As municipalities work to address homelessness, how do they measure success?
CBC
Beverly Melanson says her cabin is all she needs when it comes to housing.
"I am so happy here," she said while sitting in the dining area of A Better Tent City, a tiny home community in Kitchener, Ont.
She can lock the door, take her shoes off, microwave something for dinner, watch TV and feel safe.
"It's nice. It's normal," she said.
She knows officials from the Region of Waterloo come to the site once a week to talk to people about getting on the housing wait list.
"I'm not going to waste their time," Melanson said. "They could offer me housing. I wouldn't take it. I don't want to leave."

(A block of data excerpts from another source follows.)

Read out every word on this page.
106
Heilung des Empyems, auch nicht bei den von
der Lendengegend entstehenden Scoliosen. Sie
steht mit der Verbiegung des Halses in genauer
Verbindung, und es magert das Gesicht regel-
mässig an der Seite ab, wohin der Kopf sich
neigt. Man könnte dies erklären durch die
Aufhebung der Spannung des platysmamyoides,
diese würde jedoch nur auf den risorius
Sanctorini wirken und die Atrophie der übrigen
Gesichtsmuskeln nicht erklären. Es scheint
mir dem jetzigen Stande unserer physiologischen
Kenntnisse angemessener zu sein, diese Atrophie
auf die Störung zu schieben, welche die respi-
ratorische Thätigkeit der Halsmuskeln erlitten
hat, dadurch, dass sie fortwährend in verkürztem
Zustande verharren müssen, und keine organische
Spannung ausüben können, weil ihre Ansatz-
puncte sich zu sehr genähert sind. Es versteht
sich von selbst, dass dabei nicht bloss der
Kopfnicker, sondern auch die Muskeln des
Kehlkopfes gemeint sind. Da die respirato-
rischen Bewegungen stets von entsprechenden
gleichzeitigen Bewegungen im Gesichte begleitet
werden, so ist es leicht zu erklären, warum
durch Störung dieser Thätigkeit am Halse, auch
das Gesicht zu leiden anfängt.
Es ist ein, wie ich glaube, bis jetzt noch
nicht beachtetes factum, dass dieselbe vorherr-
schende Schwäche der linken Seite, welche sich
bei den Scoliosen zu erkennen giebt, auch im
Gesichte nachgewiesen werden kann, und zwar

The 50 tiny homes located on city and school board owned lands on Ardelt Avenue is more than just a place for people to sleep, the volunteers who operate it say.
Laura Hamilton says "it is a community, it's built on relationships."
"We've become home for those for whom no other home has, or could be, provided and we need your support to help our residents to reclaim their dignity, find hope and begin to imagine a different future," Hamilton said.
But recent conversations at regional council have raised the question of whether the project is producing the results officials would like to see, whether it can be deemed a success and what the region should be focused on when it comes to helping people who are homeless.
Housing researchers say the answer is multi-faceted and includes keeping track of people moving through the system, talking to people living in encampments about what they want and getting all levels of government to work together.
Hamilton and other A Better Tent City board members spoke during a regional council meeting on Nov. 8 to ask for $236,390 in 2024 to hire staff who would help residents connect with services, including finding more permanent housing.
The group also applied to a new housing program through the region but was denied the funding.
The exact reason they were turned down was not revealed at the meeting, but Wilmot Mayor Natasha Salonen wondered if it was because in the three years that A Better Tent City has existed, just six people have moved into more permanent housing.